Study: Chesapeake Bay Cleanup Would Bring $22B Boon

The Chesapeake Bay (Photo: WBOC)

BALTIMORE (AP/WBOC)- An international research team including Chesapeake Bay-focused scientists says the "dead zones" that have long plagued the bay have developed and worsened across the globe.

A dead zone is an area in which the water contains little to no oxygen, sometimes leading to massive fish kills. A United Nations Intergovernmental Oceanographic Commission work group led by Smithsonian Environmental Research Center marine ecologist Denise Breitburg found that since 1950, the number of "suffocating" coastal ecosystems has grown tenfold, while the problem has grown four-fold in the generally more stable open ocean environments.

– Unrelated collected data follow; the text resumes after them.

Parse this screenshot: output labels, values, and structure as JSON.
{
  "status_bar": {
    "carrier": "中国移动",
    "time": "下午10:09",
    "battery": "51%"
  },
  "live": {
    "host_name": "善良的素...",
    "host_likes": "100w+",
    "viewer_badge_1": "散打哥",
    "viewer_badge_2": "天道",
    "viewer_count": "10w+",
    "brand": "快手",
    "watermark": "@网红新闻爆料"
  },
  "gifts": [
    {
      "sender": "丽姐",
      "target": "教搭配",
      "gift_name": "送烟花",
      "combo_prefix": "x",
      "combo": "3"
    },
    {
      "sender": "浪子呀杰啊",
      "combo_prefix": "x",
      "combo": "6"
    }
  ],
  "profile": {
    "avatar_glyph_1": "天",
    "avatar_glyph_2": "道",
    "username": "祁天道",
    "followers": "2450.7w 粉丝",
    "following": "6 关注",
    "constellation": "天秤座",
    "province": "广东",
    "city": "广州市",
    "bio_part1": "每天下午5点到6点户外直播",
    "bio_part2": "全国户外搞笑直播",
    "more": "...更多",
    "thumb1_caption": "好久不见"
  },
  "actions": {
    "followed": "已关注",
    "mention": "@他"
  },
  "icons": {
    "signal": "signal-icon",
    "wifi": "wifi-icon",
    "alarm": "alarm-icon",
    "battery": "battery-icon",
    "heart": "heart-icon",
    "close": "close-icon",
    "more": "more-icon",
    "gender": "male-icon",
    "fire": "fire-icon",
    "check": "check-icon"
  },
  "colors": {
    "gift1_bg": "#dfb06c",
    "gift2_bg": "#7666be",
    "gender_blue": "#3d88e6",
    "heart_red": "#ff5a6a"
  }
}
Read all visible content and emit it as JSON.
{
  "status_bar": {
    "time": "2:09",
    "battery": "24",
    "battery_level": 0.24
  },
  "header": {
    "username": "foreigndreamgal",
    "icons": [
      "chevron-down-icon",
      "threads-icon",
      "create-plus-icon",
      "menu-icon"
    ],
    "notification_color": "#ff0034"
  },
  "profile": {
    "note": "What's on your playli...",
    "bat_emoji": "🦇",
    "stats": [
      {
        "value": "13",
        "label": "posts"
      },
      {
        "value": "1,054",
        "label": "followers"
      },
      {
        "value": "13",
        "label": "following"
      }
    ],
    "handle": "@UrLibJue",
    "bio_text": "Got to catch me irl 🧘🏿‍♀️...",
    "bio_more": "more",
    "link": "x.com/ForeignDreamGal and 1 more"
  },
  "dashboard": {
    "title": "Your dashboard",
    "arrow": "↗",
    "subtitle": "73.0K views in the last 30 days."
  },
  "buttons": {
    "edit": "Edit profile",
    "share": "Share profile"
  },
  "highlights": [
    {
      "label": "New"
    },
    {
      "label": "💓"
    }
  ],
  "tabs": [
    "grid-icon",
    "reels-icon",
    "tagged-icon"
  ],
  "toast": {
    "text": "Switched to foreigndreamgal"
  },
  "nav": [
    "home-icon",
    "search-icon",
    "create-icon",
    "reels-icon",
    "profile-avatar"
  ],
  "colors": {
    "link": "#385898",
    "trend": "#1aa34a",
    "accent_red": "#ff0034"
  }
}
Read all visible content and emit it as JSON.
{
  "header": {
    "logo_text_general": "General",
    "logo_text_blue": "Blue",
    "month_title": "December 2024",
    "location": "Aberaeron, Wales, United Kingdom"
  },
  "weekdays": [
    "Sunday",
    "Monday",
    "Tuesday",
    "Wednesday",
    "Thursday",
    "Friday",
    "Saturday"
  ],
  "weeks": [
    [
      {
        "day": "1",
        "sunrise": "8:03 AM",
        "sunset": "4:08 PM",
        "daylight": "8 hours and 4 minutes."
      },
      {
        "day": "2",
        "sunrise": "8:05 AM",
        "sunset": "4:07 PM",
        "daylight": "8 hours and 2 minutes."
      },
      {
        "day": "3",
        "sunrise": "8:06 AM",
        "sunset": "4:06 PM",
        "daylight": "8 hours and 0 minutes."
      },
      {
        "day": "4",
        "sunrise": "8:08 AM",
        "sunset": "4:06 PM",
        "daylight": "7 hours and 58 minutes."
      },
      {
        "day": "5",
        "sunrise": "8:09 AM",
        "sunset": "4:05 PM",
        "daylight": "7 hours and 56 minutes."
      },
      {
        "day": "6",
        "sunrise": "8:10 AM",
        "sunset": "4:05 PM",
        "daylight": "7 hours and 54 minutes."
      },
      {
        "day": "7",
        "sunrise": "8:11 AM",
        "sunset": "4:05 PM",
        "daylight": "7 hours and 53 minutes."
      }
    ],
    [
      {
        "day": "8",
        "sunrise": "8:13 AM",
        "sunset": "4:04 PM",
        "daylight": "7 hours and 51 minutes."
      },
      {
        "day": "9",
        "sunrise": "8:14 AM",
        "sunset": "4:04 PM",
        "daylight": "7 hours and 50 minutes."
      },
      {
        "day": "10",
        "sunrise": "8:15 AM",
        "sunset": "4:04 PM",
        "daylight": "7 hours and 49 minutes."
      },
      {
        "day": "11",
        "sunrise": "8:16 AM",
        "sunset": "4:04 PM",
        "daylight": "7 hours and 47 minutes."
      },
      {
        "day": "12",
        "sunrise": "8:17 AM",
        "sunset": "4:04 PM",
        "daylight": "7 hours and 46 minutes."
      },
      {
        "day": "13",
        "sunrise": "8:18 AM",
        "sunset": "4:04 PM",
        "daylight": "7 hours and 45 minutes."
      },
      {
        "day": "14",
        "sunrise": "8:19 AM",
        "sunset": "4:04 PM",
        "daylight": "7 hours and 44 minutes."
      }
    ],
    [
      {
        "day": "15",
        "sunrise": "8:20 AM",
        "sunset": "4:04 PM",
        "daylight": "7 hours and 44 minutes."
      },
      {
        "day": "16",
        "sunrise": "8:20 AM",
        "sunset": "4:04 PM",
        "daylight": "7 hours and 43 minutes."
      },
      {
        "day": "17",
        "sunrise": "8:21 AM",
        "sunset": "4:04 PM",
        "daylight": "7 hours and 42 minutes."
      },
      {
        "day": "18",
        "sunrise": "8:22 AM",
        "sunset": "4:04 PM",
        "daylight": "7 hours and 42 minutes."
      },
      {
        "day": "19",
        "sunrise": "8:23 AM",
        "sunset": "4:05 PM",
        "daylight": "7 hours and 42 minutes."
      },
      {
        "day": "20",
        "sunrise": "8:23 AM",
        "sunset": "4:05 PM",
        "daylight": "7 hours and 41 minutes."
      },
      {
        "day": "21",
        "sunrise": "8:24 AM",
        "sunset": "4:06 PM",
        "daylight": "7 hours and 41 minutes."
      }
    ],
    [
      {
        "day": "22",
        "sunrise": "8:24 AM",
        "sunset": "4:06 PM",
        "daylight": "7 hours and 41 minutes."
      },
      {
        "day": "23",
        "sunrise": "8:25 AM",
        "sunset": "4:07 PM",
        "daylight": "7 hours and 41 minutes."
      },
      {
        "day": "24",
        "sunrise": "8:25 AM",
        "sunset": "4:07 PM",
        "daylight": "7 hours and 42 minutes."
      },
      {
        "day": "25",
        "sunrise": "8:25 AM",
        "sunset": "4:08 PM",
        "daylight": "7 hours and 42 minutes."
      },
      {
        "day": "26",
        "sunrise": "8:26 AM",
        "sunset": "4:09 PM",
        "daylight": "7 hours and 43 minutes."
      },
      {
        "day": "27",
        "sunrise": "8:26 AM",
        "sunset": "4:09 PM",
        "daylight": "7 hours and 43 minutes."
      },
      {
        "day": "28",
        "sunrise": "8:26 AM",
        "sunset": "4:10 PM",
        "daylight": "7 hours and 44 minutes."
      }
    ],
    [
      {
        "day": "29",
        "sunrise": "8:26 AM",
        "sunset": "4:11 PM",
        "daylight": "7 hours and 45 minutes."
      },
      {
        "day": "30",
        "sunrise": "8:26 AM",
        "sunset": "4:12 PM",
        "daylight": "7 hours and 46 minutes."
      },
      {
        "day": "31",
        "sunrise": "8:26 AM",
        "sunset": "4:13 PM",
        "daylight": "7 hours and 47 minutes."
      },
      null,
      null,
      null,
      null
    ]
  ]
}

Researchers say climate change has accelerated the growth. They say arming surface waters make it harder for oxygen to reach the ocean interior. Researchers say that furthermore, as the ocean as a whole gets warmer, it holds less oxygen, in an unfortunate twist, as animals in warmer waters need more oxygen. In coastal waters, excess nutrient pollution from land creates algal blooms, which drain oxygen as they die and decompose, even as it is disappearing.

University of Maryland Center for Environmental Science's Horn Point Laboratory director Michael Roman says the successful federally coordinated effort to reduce Chesapeake Bay dead zones offers lessons to the rest of the world.